Economie

De externe coach en automatisch gedrag

Onderwijsgevenden en leidinggevenden in het onderwijs zijn hoogopgeleide professionals. Samen werken ze in een bij uitstek coachende organisatie: de hele dag zijn hun inspanningen immers gericht op het ondersteunen van het leerproces. Wat kan een externe coach deze mensen op het vlak van coaching dan nog bieden? Toch schakelen onderwijsinstellingen regelmatig specialisten in.

Jan Visser
2 March 2006 11:22Gewijzigd op 14 November 2020 03:31
…trainingen buiten de deur…
…trainingen buiten de deur…

Het bekendste voorbeeld van begeleiding van buiten is de reeds ingeburgerde trainer of cursusaanbieder, die al of niet op de hei een deel van de docenten of het management aanvullende kennis of vaardigheden bijbrengt. Daarbij kan gedacht worden aan trainingen op het gebied van onderwijsvernieuwing, persoonlijke ontwikkeling, teamontwikkeling en verandermanagement. Doel van de trainingen is uiteindelijk dat de resultaten daarvan in de praktijk zichtbaar worden.Dit is niet altijd het geval. Dat komt simpelweg doordat alles wat we met elkaar afspreken op het gebied van toepassing, houding en attitudeverandering behoort tot de 7 procent bewust gedrag. Oftewel alles wat in visie- en missieverhalen, beleidsnotities en handelingsplannen wordt neergelegd.

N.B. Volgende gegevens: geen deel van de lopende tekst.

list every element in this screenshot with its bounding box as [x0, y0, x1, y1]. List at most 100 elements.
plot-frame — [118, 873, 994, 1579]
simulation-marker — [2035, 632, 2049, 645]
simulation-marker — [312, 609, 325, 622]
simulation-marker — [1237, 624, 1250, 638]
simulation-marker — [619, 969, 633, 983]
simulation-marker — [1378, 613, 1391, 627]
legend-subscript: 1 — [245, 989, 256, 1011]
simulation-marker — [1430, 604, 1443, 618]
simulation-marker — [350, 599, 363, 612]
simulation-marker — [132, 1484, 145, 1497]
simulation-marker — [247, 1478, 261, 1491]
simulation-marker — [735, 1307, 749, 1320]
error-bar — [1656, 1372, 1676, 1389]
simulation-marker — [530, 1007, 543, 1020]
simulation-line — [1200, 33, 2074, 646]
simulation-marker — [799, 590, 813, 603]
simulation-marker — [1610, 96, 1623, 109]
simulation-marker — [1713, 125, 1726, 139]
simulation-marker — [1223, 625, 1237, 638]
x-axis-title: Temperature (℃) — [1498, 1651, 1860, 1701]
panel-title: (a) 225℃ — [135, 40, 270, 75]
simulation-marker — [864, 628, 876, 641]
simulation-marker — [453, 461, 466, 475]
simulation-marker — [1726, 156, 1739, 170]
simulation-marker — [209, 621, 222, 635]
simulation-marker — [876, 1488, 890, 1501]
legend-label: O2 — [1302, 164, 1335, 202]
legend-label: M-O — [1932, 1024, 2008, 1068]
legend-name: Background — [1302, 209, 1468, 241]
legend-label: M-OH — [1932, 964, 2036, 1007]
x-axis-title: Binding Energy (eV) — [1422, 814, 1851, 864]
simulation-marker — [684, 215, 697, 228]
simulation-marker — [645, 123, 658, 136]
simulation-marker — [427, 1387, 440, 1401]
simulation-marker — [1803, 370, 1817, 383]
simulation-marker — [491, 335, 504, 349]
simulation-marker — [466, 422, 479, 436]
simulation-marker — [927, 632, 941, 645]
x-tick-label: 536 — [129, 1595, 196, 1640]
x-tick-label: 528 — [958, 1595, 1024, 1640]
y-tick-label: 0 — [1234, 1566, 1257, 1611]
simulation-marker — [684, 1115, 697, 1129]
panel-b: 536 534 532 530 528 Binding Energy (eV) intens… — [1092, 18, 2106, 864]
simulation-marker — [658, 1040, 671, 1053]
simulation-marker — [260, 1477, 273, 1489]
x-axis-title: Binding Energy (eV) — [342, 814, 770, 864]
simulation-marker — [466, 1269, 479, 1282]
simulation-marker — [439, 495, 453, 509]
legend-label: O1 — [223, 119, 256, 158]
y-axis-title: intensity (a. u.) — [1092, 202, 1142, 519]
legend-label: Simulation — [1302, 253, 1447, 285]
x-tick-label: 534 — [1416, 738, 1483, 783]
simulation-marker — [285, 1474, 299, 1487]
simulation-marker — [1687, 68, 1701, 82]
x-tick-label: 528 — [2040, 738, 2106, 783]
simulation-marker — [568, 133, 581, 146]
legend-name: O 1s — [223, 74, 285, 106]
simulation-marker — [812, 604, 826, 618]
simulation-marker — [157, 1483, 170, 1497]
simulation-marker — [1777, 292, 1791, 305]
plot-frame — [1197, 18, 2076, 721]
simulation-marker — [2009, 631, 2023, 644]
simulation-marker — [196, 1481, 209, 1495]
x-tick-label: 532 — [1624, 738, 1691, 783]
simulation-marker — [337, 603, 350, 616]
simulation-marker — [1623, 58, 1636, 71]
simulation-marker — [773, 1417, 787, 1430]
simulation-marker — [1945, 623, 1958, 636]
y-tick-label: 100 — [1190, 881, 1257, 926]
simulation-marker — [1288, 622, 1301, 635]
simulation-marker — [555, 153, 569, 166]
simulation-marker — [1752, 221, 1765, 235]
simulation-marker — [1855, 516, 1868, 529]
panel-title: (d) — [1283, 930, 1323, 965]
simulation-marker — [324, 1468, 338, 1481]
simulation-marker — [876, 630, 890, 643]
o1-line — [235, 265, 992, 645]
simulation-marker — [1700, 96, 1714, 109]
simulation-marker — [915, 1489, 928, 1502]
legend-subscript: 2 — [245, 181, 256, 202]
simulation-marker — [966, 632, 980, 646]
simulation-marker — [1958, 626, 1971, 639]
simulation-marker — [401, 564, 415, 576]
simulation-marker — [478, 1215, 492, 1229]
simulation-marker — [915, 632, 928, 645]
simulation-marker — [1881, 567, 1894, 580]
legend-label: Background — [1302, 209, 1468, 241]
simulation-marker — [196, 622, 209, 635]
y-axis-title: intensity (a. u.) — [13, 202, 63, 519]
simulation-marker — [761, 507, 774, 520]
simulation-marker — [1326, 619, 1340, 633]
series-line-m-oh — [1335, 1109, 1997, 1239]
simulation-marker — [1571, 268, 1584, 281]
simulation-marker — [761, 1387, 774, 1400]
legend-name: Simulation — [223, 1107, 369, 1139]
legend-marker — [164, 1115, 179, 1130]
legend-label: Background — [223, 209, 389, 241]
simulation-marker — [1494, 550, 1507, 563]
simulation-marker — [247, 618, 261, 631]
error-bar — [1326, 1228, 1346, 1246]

Waar we in de praktijk tegenaan lopen is de 93 procent onbewust of automatisch gedrag bij onszelf en onze collega’s. Gewoonte, gewenning en innerlijke onzekerheid spelen ons parten bij de uitvoering van goede voornemens. Want ook al is het oude niet altijd even geweldig, het is wel vertrouwd en het biedt bovenal houvast. Dan gaat het om karaktereigenschappen zoals besluiteloosheid, geringe zelfmotivatie en daadkracht, ongeduldigheid, gebrek aan zelfdiscipline en assertiviteit.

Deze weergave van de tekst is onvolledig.